Сброду солдатскому в Сталинграде жилось глухо. Резервный полк ел клейкую пайку хлеба с вареной капустой, иногда каши половник перепадал. Заставляли работать. Но какова кормежка, такова и работа. До обеда доходяги приносили из развалин на стройку два кирпича, которые добывали и очищали там наши же резервники, после обеда приносили уже по одному кирпичу, итого три кирпича в день. Тут же их, эти кирпичи, бригада каменщиков «сажала на раствор», продолжая казарму вдоль и вдаль. По мере сотворения сырого пегого солдатского прибежища передвигалась внутренняя перегородка, и тут же пространство заполнялось вновь прибывшим контингентом. Сперва солдаты лежали на полу, застеленном полынью и колючкой, растущей по оврагам, потом откуда-то брались доски и возникали нары.

Прошла неделя, другая, третья. Резервники начали жаловаться на головокружение; обмундирование, уже и до того не раз бывшее в употреблении, от кирпича, пыли и лазанья по развалинам обрело единый цвет и вид. Вечером его хлопали о стену, починивали, латали, но тлелая материя расползалась по швам.

Назначенный старшим десятка, как-то под вечер неспешно вел я свою команду, вооруженную кирпичом, и сам нес его под мышкой, озирая окрестности и редкую, уныло бредущую, даже ползущую по ним толпу бесцветных, вялых людей. Взял да и запел: «Сколько их! куда их гонят? Что так жалобно поют? Домового ли хоронят, ведьму ль замуж выдают?..»
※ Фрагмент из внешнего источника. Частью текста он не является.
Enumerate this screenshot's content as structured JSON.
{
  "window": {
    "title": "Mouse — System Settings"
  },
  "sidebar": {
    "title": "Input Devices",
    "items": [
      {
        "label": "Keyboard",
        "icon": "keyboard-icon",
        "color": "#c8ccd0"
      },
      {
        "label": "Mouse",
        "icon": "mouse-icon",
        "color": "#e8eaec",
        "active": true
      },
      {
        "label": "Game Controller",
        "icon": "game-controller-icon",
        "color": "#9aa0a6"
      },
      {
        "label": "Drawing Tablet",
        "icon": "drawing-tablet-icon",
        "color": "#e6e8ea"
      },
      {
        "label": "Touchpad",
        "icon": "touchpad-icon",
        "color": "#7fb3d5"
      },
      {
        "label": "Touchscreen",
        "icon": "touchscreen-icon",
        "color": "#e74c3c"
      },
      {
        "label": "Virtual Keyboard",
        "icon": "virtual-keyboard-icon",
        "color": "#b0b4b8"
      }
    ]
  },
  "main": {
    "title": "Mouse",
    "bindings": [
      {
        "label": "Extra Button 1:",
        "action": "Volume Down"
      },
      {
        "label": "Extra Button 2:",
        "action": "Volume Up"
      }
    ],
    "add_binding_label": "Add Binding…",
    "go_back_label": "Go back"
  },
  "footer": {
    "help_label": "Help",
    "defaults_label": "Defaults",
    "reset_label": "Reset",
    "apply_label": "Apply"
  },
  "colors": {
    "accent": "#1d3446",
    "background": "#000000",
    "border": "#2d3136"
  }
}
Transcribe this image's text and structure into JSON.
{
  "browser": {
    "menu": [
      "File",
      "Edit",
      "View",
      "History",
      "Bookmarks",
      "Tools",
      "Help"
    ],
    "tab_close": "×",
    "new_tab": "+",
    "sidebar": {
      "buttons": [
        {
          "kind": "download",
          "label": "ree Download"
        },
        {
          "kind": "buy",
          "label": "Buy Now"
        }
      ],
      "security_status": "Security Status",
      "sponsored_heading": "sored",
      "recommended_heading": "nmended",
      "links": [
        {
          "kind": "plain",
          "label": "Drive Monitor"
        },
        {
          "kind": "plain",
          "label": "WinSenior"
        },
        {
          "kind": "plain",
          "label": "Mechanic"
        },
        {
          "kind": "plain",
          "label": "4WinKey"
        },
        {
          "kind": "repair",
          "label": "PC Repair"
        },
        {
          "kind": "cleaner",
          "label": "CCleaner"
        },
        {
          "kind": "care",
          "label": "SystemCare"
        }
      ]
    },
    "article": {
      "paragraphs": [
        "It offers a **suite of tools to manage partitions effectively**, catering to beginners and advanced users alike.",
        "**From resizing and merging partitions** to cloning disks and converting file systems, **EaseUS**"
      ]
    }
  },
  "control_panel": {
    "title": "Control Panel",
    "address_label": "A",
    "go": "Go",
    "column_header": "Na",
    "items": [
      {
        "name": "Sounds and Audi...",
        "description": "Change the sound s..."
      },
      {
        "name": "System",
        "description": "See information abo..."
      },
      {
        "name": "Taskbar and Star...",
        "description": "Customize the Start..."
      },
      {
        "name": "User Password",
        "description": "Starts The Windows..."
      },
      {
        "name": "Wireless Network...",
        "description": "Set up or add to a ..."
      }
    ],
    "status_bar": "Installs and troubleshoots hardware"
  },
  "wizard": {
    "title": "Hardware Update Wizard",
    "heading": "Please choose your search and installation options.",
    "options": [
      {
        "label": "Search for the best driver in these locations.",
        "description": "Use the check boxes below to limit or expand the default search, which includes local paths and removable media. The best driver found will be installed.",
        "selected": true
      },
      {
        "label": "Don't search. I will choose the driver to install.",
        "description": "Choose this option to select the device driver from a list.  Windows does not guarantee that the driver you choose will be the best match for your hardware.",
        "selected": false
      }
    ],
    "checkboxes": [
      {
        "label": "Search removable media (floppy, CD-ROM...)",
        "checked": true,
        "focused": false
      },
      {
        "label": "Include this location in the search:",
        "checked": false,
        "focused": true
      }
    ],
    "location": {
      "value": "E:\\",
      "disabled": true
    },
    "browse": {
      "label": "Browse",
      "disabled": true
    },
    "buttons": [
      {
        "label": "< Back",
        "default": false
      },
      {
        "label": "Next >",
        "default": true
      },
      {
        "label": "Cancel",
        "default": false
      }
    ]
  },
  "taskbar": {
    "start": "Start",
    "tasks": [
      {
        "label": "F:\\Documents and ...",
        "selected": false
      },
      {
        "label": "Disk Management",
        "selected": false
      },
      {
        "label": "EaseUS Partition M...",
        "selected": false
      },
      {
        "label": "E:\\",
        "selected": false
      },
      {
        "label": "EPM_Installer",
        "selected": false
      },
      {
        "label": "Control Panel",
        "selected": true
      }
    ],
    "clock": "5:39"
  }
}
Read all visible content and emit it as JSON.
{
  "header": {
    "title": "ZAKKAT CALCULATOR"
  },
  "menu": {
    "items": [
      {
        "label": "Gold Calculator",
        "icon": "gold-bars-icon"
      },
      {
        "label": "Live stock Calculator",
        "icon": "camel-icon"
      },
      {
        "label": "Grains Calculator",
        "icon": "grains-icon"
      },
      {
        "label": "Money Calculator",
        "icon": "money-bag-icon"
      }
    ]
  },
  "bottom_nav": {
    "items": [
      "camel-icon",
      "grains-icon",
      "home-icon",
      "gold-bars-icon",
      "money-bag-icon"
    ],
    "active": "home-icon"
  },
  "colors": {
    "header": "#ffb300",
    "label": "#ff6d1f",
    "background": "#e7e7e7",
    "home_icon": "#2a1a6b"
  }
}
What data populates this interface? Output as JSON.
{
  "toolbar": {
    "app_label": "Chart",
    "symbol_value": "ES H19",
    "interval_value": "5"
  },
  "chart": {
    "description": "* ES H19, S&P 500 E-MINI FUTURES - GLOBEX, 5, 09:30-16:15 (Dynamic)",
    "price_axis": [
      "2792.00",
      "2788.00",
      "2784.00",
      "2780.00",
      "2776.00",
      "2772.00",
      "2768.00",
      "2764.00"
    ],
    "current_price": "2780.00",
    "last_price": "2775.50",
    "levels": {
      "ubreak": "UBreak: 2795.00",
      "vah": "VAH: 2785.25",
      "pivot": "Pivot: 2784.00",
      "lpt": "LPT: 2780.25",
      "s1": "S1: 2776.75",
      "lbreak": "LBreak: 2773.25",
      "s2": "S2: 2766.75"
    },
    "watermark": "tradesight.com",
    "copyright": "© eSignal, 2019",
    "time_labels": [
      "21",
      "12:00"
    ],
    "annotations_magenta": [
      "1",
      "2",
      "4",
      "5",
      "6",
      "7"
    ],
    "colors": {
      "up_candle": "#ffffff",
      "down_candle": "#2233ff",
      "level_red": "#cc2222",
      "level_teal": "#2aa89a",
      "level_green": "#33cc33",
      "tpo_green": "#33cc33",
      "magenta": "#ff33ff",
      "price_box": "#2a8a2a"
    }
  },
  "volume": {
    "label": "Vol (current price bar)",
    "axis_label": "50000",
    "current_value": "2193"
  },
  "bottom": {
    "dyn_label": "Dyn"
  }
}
Послышались смешки, в массах работяг возникло некоторое оживление. Тут, в Сталинграде, слыл я уже «веселым солдатом», но я не был веселым, взвинченным был, тяжело перенося разлуку с первой моей любовью, отчего-то запрезирал себя с этими кирпичами, в этой драной одежде, в сырой полутемной казарме ворочался ночами на смятых колючках и упорно сопротивлялся, чтобы не написать «ей» письмо. И чем больше я опускался, превращаясь в доходягу, тем сильнее сопротивлялся, чем дольше не писал, тем красивей, дороже становилась мне моя возлюбленная, но какое-то мелкое, мстительное отчуждение или даже закоренелое чисто российское зло : «Мне худо, и ей пусть будет худо. Пусть! Пусть!..» – тешило меня и что-то во мне разжигало или, наоборот, спаляло.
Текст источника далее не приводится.